Tecnología
OpenAI baila entre el altruismo y el capitalismo con un giro legal
La IA más polémica del planeta vuelve a sus raíces, pero con un giro que dejará a todos rascándose la cabeza.

En un giro digno de un culebrón corporativo, OpenAI —esa entidad que juró salvar a la humanidad con algoritmos bondadosos— ha decidido que, después de todo, prefiere seguir disfrazada de Madre Teresa tecnológica. Tras meses coqueteando descaradamente con el capitalismo, la organización anunció con solemnidad que su estructura sin ánimo de lucro seguirá pilotando el barco, aunque ahora con un remolque llamado «corporación de beneficio público». Un híbrido tan creíble como un tiburón vegano.
Sam Altman, el sumo sacerdote de este circo, declaró con voz meliflua que la decisión surgió tras «escuchar a líderes cívicos» (léase: evitar demandas de fiscales). Mientras, Bret Taylor, presidente de la junta, soltó la perla del siglo: la nueva estructura permitirá «considerar los intereses de los accionistas y la misión». Porque nada dice «altruismo puro» como repartir dividendos con una mano y firmar manifiestos éticos con la otra.
Lo más hilarante es que nadie sabe qué porcentaje controlará la organización sin fines de lucro en esta farsa. Altman, en su llamada con periodistas, esbozó un plan tan vago como el horóscopo de un chatbot: la junta sin ánimo de lucro elegirá a los directores de la nueva entidad. ¿Traducción? Un juego de sillas musicales donde los mismos de siempre terminan sentados.

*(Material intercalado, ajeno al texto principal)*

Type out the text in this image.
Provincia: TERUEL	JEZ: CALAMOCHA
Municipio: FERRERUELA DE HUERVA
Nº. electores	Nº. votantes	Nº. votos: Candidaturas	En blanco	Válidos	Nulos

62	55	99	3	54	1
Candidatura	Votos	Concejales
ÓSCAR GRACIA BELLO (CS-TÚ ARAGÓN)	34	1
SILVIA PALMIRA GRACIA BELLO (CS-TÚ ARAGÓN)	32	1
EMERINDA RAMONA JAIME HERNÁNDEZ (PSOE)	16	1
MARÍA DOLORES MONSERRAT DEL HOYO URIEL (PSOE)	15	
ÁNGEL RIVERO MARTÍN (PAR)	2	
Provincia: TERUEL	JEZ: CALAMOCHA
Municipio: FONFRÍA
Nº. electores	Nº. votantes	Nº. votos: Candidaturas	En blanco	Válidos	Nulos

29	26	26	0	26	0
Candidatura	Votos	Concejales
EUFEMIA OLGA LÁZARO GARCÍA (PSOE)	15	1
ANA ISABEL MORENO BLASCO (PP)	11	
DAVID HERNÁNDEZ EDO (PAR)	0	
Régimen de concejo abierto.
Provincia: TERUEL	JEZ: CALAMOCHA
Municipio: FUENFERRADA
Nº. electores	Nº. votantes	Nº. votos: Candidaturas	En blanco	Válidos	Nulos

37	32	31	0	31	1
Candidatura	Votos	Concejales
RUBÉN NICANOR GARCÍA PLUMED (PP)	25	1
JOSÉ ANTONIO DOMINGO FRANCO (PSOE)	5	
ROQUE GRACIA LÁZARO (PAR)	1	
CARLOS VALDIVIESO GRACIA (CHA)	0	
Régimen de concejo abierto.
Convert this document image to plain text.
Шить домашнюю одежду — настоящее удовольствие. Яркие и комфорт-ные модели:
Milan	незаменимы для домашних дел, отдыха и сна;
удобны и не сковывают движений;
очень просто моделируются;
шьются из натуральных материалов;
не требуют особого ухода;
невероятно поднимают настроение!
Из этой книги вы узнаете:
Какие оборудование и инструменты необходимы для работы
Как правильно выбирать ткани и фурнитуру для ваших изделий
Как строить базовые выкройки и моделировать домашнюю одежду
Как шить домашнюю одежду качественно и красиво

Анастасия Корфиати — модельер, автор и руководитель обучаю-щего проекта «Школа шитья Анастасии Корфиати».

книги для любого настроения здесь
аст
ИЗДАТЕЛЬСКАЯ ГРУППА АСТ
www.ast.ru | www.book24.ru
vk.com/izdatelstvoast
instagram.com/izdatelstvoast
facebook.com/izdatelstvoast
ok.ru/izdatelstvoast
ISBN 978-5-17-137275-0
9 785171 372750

Las corporaciones de beneficio público, inventadas en Delaware en 2013, son ese placebo legal que permite a las empresas decir «queremos cambiar el mundo» mientras sus CEOs viajan en jets privados. Ejemplos como Coursera o Amalgamated Bank demuestran que el «bien social» puede estirarse como chicle: desde educar a las masas hasta… ¿vender cursos de meditación a ejecutivos estresados?
Altman, en un arranque de sinceridad involuntaria, admitió que esta metamorfosis les facilita hacer «cosas normales de empresas» (fusiones, adquisiciones, etc.). Eso sí, insistió en que rechazan dinero de inversores que no «aprecian su misión». Traducción: solo aceptan cheques de quienes finjan creer en hadas digitales.
El colmo llega con Elon Musk, cofundador y ahora demandante estrella, acusando a OpenAI de traicionar sus principios. Ironías aparte: el mismo hombre que convirtió Twitter en un parque temático del caos ahora exige pureza ideológica. Un juez federal, probablemente entre risas, desestimó parte de su demanda pero dejó vivo el espectáculo para 2025.
Mientras, los fiscales de California y Delaware husmean alrededor como inspectores de sanidad en un restaurante de lujo. ¿El menú del día? Una sopa de letras legal donde lo «sin fines de lucro» sabe a caviar y lo «público» huele a paraíso fiscal.
Lo que realmente asusta es el guión oculto: si OpenAI logra su IA general superhumana, ¿quién frenará a esta entidad esquizofrénica mitad monje, mitad broker? Por ahora, el show continúa: 400 millones de usuarios enganchados a ChatGPT, un valor de mercado obsceno y una misión tan flexible como un yogui en criptomonedas.